Page:Revue des Deux Mondes - 1892 - tome 113.djvu/645

La bibliothèque libre.
Le texte de cette page a été corrigé et est conforme au fac-similé.

sombres au-dessus de gouffres béans où les aigles ont leurs nids. Le froid est si sec et l’absence de vent permet si peu de mesurer son intensité que l’on peut organiser très agréablement des pique-niques, des goûters sur la neige. Mrs Frampton, contente enfin, si difficile qu’elle soit, applaudit à cette agréable combinaison de Davos et du Caire.

Quant aux mines, elles n’ont plus l’aspect immortalisé par Bret-Harte, malgré l’aspect sauvage des travailleurs qui rendrait vraisemblables certaines anecdotes vieillies sur la loi de Lynch et sur les coups de feu échangés dans les bars ou les tripots ; tout cela, quoique bien récent encore, est passé à l’état de légende ; de tous côtés des villes s’élèvent. Un entrepreneur se charge de faire la besogne pour chaque municipalité, comme dit en riant le jeune Caldwell ; si l’on commande cinquante maisons, il y jette une école par-dessus le marché ; si l’on va jusqu’à cent, il plante une église sous forme de réclame, sachant bien qu’après tout c’est rémunérateur. De cette façon, la civilisation marche à pas de géant. Le climat, du reste, favorise une activité quasi-fiévreuse en toutes choses ; on le sent à une certaine tension excessive des nerfs. Aussi quand Mordaunt, étourdi par le nombre des placemens avantageux qu’on lui propose : mines, élevage, terrains, etc., est tout près d’engager sa fortune dans les montagnes Rocheuses, sa tante lui dit assez sagement :

— De grâce, attendez un peu que l’humidité vous calme. Vous jugerez les choses de loin. Ici on est toujours prêt à sauter hors de sa peau, on se croit transformé, ma parole, en batterie électrique !

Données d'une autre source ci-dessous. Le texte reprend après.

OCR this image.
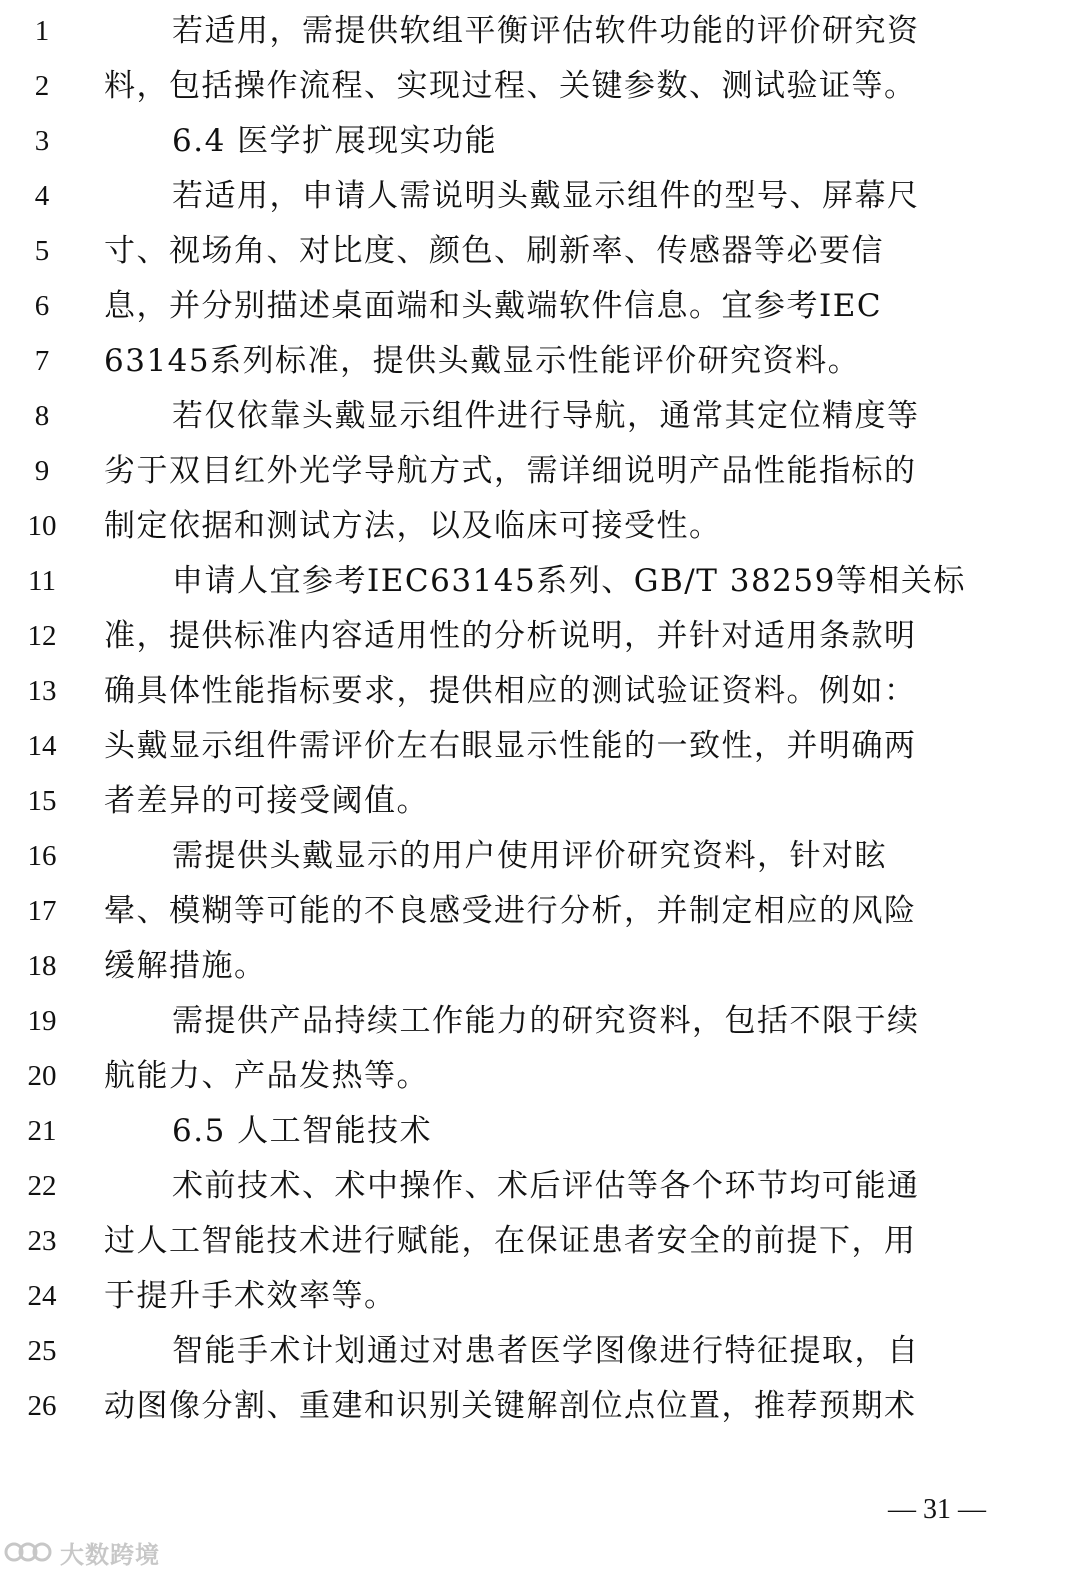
1	若适用，需提供软组平衡评估软件功能的评价研究资
2	料，包括操作流程、实现过程、关键参数、测试验证等。
3	6.4 医学扩展现实功能
4	若适用，申请人需说明头戴显示组件的型号、屏幕尺
5	寸、视场角、对比度、颜色、刷新率、传感器等必要信
6	息，并分别描述桌面端和头戴端软件信息。宜参考IEC
7	63145系列标准，提供头戴显示性能评价研究资料。
8	若仅依靠头戴显示组件进行导航，通常其定位精度等
9	劣于双目红外光学导航方式，需详细说明产品性能指标的
10	制定依据和测试方法，以及临床可接受性。
11	申请人宜参考IEC63145系列、GB/T 38259等相关标
12	准，提供标准内容适用性的分析说明，并针对适用条款明
13	确具体性能指标要求，提供相应的测试验证资料。例如：
14	头戴显示组件需评价左右眼显示性能的一致性，并明确两
15	者差异的可接受阈值。
16	需提供头戴显示的用户使用评价研究资料，针对眩
17	晕、模糊等可能的不良感受进行分析，并制定相应的风险
18	缓解措施。
19	需提供产品持续工作能力的研究资料，包括不限于续
20	航能力、产品发热等。
21	6.5 人工智能技术
22	术前技术、术中操作、术后评估等各个环节均可能通
23	过人工智能技术进行赋能，在保证患者安全的前提下，用
24	于提升手术效率等。
25	智能手术计划通过对患者医学图像进行特征提取，自
26	动图像分割、重建和识别关键解剖位点位置，推荐预期术
— 31 —
大数跨境
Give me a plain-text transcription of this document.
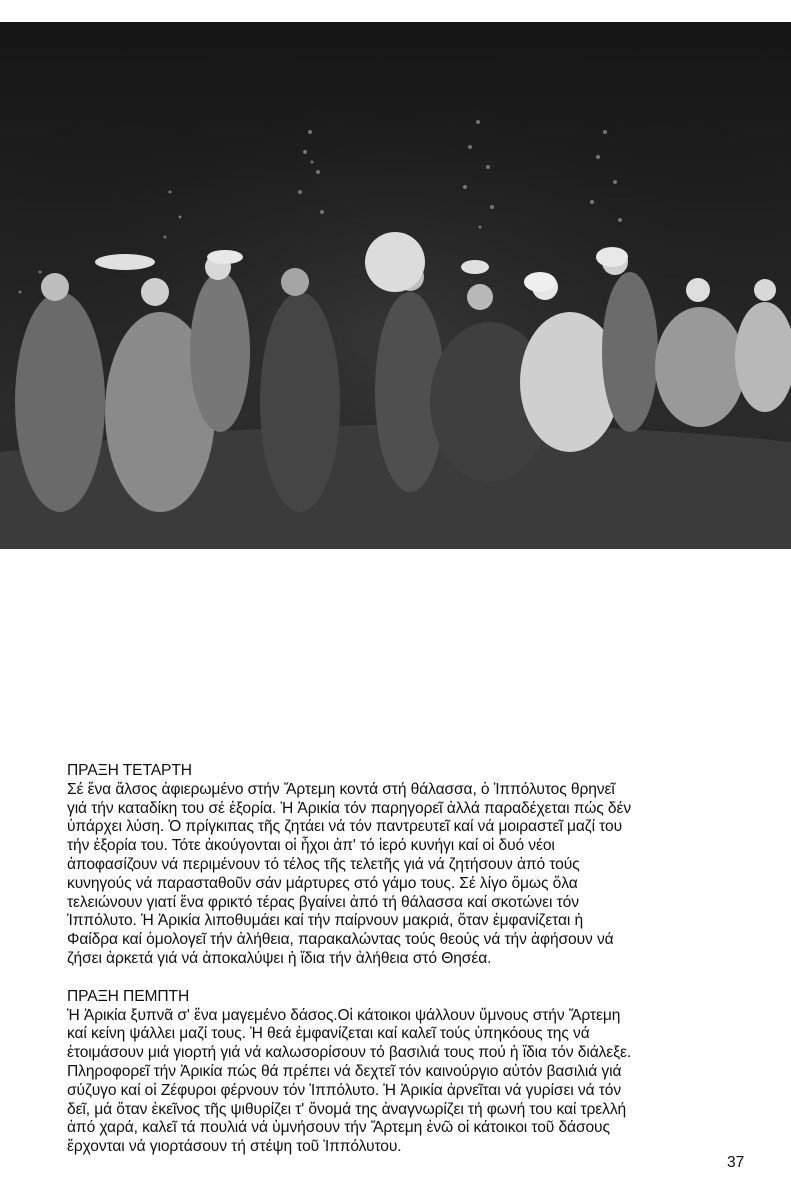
ΠΡΑΞΗ ΤΕΤΑΡΤΗ

Σέ ἕνα ἄλσος ἀφιερωμένο στήν Ἄρτεμη κοντά στή θάλασσα, ὁ Ἱππόλυτος θρηνεῖ
γιά τήν καταδίκη του σέ ἐξορία. Ἡ Ἀρικία τόν παρηγορεῖ ἀλλά παραδέχεται πώς δέν
ὑπάρχει λύση. Ὁ πρίγκιπας τῆς ζητάει νά τόν παντρευτεῖ καί νά μοιραστεῖ μαζί του
τήν ἐξορία του. Τότε ἀκούγονται οἱ ἦχοι ἀπ' τό ἱερό κυνήγι καί οἱ δυό νέοι
ἀποφασίζουν νά περιμένουν τό τέλος τῆς τελετῆς γιά νά ζητήσουν ἀπό τούς
κυνηγούς νά παρασταθοῦν σάν μάρτυρες στό γάμο τους. Σέ λίγο ὅμως ὅλα
τελειώνουν γιατί ἕνα φρικτό τέρας βγαίνει ἀπό τή θάλασσα καί σκοτώνει τόν
Ἱππόλυτο. Ἡ Ἀρικία λιποθυμάει καί τήν παίρνουν μακριά, ὅταν ἐμφανίζεται ἡ
Φαίδρα καί ὁμολογεῖ τήν ἀλήθεια, παρακαλώντας τούς θεούς νά τήν ἀφήσουν νά
ζήσει ἀρκετά γιά νά ἀποκαλύψει ἡ ἴδια τήν ἀλήθεια στό Θησέα.

ΠΡΑΞΗ ΠΕΜΠΤΗ

Ἡ Ἀρικία ξυπνᾶ σ' ἕνα μαγεμένο δάσος.Οἱ κάτοικοι ψάλλουν ὕμνους στήν Ἄρτεμη
καί κείνη ψάλλει μαζί τους. Ἡ θεά ἐμφανίζεται καί καλεῖ τούς ὑπηκόους της νά
ἑτοιμάσουν μιά γιορτή γιά νά καλωσορίσουν τό βασιλιά τους πού ἡ ἴδια τόν διάλεξε.
Πληροφορεῖ τήν Ἀρικία πώς θά πρέπει νά δεχτεῖ τόν καινούργιο αὐτόν βασιλιά γιά
σύζυγο καί οἱ Ζέφυροι φέρνουν τόν Ἱππόλυτο. Ἡ Ἀρικία ἀρνεῖται νά γυρίσει νά τόν
δεῖ, μά ὅταν ἐκεῖνος τῆς ψιθυρίζει τ' ὄνομά της ἀναγνωρίζει τή φωνή του καί τρελλή
ἀπό χαρά, καλεῖ τά πουλιά νά ὑμνήσουν τήν Ἄρτεμη ἐνῶ οἱ κάτοικοι τοῦ δάσους
ἔρχονται νά γιορτάσουν τή στέψη τοῦ Ἱππόλυτου.

37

Encore un énorme trajet jusqu’à San-Francisco, dans cette longue suite de cars qui permet heureusement aux voyageurs de se délasser par des promenades, soit au buffet, soit au compartiment qui renferme des gens de connaissance. La chaîne grandiose de la Veta, la plaine d’Utah, la Cité du Lac-Salé, les étendues immenses de prairie gelée, tout cela défile magiquement jusqu’à ce que, le matin du troisième jour, on s’aperçoive dès l’aube qu’on est passé sans transition de l’hiver à l’été ; tout est en fleur, c’est la Californie.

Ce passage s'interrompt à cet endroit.